Gleis Endowed Scholarship

Dr. Linda Gleis is a physician at the Louisville Veterans Administration Medical Center; she recently retired as the Chief of Rehabilitation Medicine service there after 29 years. She previously directed the residency training program in physical medicine and rehabilitation at Frazier Rehab Center and was a co-founder of Rehabilitation Associates, a physician group practice. She also holds the distinction of being the first woman president of the Jefferson County Medical Society (now the Greater Louisville Medical Society), a post she held from 1991-92.
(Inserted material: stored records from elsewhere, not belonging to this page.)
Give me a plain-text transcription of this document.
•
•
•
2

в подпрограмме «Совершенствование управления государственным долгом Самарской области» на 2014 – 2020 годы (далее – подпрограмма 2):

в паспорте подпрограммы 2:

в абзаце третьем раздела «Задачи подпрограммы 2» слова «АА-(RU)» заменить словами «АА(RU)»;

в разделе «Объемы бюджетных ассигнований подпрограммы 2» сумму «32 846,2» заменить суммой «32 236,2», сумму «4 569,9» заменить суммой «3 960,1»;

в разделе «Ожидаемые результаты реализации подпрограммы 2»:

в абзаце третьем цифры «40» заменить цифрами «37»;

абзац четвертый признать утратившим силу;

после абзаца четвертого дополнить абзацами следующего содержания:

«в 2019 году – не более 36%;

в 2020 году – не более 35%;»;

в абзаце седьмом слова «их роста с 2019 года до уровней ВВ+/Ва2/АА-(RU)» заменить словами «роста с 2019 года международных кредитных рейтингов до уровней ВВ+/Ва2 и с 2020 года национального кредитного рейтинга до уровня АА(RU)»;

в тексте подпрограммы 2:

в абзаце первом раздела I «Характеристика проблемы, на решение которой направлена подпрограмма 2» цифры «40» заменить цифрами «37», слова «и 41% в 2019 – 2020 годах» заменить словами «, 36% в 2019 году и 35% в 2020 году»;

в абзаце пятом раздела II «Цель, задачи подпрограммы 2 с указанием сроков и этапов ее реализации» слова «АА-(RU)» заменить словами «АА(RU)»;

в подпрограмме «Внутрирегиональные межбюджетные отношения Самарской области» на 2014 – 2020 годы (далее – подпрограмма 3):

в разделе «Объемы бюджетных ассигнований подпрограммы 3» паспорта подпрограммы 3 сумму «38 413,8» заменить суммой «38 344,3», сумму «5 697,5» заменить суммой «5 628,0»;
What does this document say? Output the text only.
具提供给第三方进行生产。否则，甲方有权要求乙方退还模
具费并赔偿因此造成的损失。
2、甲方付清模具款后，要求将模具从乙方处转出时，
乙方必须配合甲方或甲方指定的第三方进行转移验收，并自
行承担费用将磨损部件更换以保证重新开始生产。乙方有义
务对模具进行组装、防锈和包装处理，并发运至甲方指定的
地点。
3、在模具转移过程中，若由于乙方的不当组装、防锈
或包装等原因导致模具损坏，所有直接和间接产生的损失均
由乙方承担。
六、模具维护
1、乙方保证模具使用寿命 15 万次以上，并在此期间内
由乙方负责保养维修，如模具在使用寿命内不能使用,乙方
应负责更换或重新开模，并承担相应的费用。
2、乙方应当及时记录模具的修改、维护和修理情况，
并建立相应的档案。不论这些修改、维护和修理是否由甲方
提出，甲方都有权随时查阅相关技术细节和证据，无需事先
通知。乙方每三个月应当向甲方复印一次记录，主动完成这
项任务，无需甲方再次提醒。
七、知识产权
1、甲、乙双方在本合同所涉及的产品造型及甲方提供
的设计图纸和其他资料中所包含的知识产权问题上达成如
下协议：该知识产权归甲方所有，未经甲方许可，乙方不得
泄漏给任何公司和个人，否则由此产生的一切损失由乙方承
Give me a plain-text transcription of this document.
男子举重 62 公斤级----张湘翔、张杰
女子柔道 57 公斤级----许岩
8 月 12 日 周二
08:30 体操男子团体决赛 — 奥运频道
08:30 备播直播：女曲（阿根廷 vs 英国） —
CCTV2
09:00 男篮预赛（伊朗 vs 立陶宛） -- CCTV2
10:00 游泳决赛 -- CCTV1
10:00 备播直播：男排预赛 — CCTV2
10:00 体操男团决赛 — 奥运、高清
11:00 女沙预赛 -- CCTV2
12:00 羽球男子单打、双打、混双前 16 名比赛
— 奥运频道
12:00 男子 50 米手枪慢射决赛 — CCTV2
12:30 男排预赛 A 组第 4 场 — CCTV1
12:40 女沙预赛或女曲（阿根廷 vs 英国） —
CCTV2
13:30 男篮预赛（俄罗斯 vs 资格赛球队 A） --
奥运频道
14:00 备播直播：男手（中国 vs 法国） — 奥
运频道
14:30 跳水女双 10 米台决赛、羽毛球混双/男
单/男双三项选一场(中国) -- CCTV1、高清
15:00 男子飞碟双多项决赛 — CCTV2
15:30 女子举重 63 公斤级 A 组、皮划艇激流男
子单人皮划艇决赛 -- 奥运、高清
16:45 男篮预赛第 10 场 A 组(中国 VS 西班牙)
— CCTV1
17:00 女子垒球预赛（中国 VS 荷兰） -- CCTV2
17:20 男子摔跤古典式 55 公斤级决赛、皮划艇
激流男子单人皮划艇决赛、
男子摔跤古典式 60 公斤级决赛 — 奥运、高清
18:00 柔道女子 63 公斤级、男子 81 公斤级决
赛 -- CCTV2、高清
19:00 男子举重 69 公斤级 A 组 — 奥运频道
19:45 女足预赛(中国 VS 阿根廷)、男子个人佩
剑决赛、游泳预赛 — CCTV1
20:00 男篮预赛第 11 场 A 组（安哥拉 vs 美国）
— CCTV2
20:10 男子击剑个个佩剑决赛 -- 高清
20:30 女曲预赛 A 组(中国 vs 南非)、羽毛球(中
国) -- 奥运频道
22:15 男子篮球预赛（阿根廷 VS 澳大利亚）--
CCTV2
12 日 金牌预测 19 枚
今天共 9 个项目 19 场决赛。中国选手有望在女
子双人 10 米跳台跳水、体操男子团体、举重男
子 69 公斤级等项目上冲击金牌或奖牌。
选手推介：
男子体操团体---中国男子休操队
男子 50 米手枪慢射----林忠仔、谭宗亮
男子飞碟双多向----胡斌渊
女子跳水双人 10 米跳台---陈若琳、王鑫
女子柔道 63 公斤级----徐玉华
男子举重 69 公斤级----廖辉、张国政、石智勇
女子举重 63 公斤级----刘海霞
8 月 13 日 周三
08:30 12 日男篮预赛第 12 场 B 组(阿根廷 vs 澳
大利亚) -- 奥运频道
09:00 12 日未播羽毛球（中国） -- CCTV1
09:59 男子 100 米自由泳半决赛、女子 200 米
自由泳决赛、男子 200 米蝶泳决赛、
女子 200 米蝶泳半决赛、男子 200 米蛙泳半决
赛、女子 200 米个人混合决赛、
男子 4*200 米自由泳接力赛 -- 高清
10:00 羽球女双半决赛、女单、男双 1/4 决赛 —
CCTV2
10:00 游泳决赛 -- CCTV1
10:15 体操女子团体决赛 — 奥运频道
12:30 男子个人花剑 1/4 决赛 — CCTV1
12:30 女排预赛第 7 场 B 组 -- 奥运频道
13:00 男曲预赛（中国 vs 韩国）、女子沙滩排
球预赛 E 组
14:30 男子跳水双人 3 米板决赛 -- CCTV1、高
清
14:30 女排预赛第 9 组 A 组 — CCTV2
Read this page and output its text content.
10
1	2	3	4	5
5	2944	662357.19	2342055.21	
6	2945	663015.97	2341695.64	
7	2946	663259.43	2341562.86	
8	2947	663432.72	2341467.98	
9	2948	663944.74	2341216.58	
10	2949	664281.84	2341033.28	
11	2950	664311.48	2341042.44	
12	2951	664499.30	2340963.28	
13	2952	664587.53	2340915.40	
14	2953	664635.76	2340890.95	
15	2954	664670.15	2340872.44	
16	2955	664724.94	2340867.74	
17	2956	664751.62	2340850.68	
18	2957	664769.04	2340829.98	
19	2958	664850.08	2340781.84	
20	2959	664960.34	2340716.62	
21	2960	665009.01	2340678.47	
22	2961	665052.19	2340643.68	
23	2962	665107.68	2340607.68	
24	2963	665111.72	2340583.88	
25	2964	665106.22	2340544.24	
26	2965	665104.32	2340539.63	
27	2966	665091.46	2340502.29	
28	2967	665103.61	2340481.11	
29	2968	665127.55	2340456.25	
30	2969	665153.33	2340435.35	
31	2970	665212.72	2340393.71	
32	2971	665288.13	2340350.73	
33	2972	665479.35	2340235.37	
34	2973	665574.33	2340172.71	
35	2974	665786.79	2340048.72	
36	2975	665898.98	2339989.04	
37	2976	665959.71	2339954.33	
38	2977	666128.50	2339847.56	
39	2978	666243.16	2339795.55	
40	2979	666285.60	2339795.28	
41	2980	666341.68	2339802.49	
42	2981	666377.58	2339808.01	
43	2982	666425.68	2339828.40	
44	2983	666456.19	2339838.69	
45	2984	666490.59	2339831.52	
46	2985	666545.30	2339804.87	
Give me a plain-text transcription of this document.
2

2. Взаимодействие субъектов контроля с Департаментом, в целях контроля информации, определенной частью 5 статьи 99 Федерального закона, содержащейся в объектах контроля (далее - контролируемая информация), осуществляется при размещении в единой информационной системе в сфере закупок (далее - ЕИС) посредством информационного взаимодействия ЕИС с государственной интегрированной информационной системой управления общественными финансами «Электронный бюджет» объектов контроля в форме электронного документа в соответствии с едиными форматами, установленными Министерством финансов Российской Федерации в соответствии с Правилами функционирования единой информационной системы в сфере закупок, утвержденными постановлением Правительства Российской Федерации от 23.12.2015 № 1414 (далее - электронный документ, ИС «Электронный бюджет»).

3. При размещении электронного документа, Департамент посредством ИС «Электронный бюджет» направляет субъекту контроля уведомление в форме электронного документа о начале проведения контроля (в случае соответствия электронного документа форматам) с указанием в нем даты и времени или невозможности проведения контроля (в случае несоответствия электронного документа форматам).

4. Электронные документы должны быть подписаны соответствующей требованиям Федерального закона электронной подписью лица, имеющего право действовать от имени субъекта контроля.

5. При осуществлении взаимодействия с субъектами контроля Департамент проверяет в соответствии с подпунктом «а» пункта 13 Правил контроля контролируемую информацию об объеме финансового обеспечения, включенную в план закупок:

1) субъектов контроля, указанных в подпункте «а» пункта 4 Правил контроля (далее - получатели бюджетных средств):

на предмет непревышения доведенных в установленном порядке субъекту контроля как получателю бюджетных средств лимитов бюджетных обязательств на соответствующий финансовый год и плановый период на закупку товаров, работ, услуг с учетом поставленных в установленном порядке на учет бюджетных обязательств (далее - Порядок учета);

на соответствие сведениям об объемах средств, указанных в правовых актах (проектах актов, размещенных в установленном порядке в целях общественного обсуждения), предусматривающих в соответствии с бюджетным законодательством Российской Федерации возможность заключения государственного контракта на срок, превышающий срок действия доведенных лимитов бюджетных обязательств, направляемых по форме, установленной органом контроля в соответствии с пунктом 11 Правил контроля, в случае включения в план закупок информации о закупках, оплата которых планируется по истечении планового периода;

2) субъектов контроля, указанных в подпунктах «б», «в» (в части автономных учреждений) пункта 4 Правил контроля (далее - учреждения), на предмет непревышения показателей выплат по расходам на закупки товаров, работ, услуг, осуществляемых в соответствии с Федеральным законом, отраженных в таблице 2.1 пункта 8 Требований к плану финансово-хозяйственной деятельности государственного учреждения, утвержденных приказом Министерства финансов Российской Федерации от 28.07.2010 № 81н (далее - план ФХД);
It’s an impressive résumé, and she gives a lot of the credit to her professors at Bellarmine – not just for preparing her well for medical school, but for encouraging her to consider it in the first place.

Linda’s major at Bellarmine was medical technology. “At that time, we had the same curriculum as the pre-med students until senior year, when it was a bit different,” she said. “My chemistry professors were very encouraging of looking beyond my med-tech degree to medical school. Then, when I was doing my med tech internship at St. Anthony’s Hospital, the instructors there were like, ‘Why don’t you go to medical school?’ Between my junior and senior years, I started thinking, ‘Well, maybe I will go to med school.’ ”

After graduating cum laude from Bellarmine in 1974, she did just that, earning her medical degree at the University of Louisville.

Throughout her career, she has stayed connected with Bellarmine. She has served on the Board of Overseers and currently serves as a mentor in the Alumni Career Consultant Program. She was named Bellarmine’s Alumnus of the Year in 1991. Her eldest son Eric, one of the four children she had with her husband, Dr. Gregory Gleis, earned his undergraduate and MBA degrees at Bellarmine, and their third son, Kevin, is a student at the university.

She and Greg are longtime supporters of education efforts, she said, “and I’m active on the board of the Catholic Education Foundation as well. We’ve always contributed to Bellarmine, and we decided that going forward, we would set up a scholarship.” The scholarship is for a full-time sophomore, junior or senior who demonstrates financial need. If awarded to a sophomore the award is for six semesters; to a junior, for four semesters; and to a senior, for two. “We want to give more students the opportunity to have a wonderful value-based education experience like the one I had,” Linda said.

She also had the help of a scholarship, but on a much smaller scale, she said with a laugh. “When I graduated from Assumption, Bellarmine was offering a scholarship to the top 10 percent of the class, and I received one of those.” The amount? Fifty dollars.